Well, I already had it in for them a bit after they trounced us without breaking sweat on Sunday, ruining my trip home from Abu Dhabi.

Next day, of course, I heard the same news as everyone else about the takeover. I would be flying back that night to a city that had suddenly become sky blue.

And City fans are now wondering whether their club, almost as underachieving as ours in modern history, is about to become as hated as Chelsea.

I have given my own answer to this question in a column for Abu Dhabi’s National newspaper today. Read the full article here or settle for this extract:

Among the birthday gifts handed to me a few evenings ago, at a party in the stadium of the English Premier League football club I support, was a T-shirt bearing the slogan “Against Modern Football”.

The “e” in modern had been replaced by the pound sterling symbol. I instinctively warmed to the theme, smug in the knowledge that my club – Sunderland – stood on the uppermost terrace of sport’s moral ground, clinging high-mindedly to “real club, real supporter” principles in defiance of the market forces turning association football clubs into multinational brands.

But I was also aware of the spectacular hypocrisy of my stance. In common with virtually all my fellow supporters, I would dearly love to see Sunderland rejoin football’s elite after 70 years of exclusion……..

……..But commerce does not have to drive all romance, or element of chance, out of the Beautiful Game. From the history books, I can even introduce a note of caution for supporters of Manchester City now contemplating a future dominated by the finest players money can buy, and the trophies and titles their brilliance will ensure.

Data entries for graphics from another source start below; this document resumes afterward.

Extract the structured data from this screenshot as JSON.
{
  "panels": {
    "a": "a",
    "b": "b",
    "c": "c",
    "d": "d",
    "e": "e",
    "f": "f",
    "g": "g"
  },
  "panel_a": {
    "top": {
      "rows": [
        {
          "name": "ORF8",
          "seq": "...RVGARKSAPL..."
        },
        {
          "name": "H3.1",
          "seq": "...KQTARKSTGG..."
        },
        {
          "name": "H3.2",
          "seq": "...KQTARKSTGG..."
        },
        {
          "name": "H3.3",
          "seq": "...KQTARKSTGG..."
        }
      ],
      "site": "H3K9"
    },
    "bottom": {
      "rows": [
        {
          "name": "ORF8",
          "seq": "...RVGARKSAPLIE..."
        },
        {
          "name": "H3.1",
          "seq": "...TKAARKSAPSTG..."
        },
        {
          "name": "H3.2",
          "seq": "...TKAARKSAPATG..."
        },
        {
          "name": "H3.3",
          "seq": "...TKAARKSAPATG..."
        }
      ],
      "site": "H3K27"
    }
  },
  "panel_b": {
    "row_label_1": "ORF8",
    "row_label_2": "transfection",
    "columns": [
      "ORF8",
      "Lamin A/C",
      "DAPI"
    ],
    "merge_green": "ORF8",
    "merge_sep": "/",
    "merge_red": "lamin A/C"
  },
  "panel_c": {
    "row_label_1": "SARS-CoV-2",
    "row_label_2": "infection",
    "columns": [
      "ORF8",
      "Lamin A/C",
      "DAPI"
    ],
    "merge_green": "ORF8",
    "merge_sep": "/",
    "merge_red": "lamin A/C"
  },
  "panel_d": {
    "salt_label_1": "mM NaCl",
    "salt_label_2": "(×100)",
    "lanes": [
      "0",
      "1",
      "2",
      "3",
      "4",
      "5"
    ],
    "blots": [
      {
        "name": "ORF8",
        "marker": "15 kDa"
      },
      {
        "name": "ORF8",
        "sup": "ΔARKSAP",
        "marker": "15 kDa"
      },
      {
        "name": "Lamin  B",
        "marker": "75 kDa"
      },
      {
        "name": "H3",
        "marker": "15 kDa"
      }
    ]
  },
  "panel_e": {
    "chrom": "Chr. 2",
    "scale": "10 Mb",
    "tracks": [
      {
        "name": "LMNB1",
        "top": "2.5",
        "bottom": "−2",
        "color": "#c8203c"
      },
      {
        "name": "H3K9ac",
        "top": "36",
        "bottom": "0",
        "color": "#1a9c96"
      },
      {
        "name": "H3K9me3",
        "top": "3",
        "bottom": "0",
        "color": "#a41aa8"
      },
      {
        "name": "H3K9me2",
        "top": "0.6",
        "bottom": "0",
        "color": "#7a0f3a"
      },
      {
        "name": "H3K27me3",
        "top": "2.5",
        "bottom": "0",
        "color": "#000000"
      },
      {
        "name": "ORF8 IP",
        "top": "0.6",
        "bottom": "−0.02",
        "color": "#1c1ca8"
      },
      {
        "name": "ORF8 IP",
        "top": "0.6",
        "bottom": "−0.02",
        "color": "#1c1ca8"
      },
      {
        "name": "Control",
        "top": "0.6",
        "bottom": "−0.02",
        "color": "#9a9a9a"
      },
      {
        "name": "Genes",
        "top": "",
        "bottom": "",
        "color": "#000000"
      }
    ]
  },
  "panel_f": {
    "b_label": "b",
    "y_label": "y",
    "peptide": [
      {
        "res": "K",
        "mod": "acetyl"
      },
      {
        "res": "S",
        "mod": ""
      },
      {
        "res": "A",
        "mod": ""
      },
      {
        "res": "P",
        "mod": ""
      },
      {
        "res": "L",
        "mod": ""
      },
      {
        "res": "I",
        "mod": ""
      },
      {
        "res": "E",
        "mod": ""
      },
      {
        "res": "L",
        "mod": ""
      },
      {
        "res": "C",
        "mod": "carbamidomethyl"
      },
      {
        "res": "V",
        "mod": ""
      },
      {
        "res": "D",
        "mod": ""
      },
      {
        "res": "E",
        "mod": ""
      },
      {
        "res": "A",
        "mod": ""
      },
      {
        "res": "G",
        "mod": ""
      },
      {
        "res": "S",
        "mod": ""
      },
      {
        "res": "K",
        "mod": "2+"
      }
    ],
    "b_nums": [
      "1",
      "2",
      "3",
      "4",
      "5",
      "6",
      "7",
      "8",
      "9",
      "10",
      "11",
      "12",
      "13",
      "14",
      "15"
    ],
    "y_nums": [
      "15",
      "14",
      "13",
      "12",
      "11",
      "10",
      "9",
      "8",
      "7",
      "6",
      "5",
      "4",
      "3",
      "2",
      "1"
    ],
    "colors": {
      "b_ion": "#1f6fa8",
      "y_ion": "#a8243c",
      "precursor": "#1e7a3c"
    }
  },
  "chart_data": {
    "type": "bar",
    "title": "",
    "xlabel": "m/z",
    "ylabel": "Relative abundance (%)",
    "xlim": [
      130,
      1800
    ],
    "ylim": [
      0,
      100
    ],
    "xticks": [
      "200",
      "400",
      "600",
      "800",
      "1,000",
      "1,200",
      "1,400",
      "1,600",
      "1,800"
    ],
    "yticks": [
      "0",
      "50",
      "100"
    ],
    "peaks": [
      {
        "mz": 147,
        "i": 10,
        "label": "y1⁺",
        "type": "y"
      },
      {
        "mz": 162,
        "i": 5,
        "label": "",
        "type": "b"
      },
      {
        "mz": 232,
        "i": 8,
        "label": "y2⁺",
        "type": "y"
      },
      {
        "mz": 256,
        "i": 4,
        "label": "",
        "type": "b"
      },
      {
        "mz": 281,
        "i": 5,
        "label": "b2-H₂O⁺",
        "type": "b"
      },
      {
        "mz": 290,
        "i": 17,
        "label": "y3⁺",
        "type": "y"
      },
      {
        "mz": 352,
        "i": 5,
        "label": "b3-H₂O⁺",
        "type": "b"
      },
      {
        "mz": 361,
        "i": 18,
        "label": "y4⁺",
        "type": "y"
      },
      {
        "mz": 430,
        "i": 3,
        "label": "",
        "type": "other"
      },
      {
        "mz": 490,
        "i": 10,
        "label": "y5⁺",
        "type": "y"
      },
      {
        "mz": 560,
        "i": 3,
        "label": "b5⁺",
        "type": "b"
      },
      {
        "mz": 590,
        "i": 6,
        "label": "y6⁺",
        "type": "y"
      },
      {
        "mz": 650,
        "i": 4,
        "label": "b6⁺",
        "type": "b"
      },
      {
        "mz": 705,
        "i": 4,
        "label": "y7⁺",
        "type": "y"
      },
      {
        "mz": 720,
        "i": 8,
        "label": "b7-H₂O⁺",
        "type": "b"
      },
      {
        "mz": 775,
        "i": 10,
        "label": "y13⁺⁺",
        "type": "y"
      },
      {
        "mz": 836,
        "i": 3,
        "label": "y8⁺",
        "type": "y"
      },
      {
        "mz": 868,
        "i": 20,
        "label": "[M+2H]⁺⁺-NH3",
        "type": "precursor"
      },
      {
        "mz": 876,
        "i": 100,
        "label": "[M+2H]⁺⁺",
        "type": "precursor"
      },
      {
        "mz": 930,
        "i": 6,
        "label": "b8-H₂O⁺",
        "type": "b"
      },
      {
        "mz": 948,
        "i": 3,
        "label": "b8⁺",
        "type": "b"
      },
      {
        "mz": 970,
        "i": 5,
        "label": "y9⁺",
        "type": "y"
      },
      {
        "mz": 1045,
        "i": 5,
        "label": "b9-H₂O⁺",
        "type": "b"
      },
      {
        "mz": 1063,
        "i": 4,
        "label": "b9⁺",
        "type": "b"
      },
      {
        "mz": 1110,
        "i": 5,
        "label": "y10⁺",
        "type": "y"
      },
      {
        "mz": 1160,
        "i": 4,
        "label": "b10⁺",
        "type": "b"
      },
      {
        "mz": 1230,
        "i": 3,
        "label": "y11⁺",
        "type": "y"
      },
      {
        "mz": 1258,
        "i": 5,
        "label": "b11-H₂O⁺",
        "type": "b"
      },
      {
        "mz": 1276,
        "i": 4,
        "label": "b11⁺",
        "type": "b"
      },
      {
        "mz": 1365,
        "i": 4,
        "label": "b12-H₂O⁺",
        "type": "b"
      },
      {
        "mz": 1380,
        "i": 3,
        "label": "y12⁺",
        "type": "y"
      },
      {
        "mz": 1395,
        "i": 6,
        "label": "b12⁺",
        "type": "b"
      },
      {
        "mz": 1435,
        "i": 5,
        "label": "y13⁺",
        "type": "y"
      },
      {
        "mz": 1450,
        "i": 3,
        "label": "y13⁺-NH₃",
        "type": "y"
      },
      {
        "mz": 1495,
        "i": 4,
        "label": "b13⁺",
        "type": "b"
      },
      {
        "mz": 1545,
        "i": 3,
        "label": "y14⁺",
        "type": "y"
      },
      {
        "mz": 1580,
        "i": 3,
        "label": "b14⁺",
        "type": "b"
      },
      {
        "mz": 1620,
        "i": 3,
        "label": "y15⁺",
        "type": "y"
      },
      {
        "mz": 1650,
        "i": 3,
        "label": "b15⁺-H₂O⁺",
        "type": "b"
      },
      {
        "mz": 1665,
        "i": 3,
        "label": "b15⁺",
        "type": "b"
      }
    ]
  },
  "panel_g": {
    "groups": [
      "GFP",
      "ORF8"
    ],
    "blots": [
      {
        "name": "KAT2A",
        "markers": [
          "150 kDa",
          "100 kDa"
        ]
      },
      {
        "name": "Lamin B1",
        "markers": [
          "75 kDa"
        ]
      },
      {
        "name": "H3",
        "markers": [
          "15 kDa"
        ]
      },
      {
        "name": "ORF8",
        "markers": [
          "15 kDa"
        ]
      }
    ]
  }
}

Between the late 1940s and the late 1950s, Sunderland were known as the Bank of England Club because the men then in control were able to splash out large sums on the best footballers around. A glance at the records offers no sign of resulting championships, cup final victories or European triumphs. The period began with a humiliating early exit from the FA Cup on the sloping pitch of the non-League Yeovil Town; it ended, in the spring of 1958, with the first relegation in the club’s 79-year history.